Reason and considered choice are on the way out as the trusted foundation for human behavior. We can handle this for now. Scientists can genially say they don’t believe in free will, in the self, or even in consciousness, yet have no problem using those sturdy constructs to function and thrive. Apples and oranges, they say. My work, my life.
Because they are scientists, and not writers or artists, this isn’t hard for them; they tend not to have spent so much time hanging around with their demons.

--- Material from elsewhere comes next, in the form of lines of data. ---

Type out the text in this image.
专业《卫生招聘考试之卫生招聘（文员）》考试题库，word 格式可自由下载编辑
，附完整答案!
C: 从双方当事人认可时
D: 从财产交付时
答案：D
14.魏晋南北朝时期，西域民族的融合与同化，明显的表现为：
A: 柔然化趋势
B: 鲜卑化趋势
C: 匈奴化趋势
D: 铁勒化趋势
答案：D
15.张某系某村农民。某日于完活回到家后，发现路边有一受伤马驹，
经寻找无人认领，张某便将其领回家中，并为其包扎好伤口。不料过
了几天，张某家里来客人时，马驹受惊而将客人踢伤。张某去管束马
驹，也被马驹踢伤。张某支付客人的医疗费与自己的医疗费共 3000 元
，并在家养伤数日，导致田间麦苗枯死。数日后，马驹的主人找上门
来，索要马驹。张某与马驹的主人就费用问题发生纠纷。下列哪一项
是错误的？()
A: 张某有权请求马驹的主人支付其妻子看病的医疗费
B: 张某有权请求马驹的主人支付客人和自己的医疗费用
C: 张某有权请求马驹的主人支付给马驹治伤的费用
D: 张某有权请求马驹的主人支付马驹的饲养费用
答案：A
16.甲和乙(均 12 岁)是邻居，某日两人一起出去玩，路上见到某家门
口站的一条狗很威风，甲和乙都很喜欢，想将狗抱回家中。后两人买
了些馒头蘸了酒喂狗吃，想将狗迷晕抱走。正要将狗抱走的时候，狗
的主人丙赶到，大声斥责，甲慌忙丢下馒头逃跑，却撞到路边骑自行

They haven’t given them names and histories, or ceded them territory; haven’t created symbiotic relationships to coax a win from a lose; they haven’t, in short, fooled themselves that they’ve corralled their irrational side into a binding agreement (renegotiated every one to three years).
Once those of us with the big crazies stop believing in progress of the emotional kind, in incremental acquisition of control, once we realize we’ll always like the guy with the pink dandruff if the other females do, and no power in heaven or on earth cares, or thinks it’s fate, or is saving us jewels of happiness for later—then I think we’ll storm the laboratories, grill the scientists for dinner along with their experimental animals, and erect temples to Asmodeus (lechery), Beelzebub (gluttony), Leviathan (envy), and Belphegor (sloth).
And the whole thing will start again in several hundred years.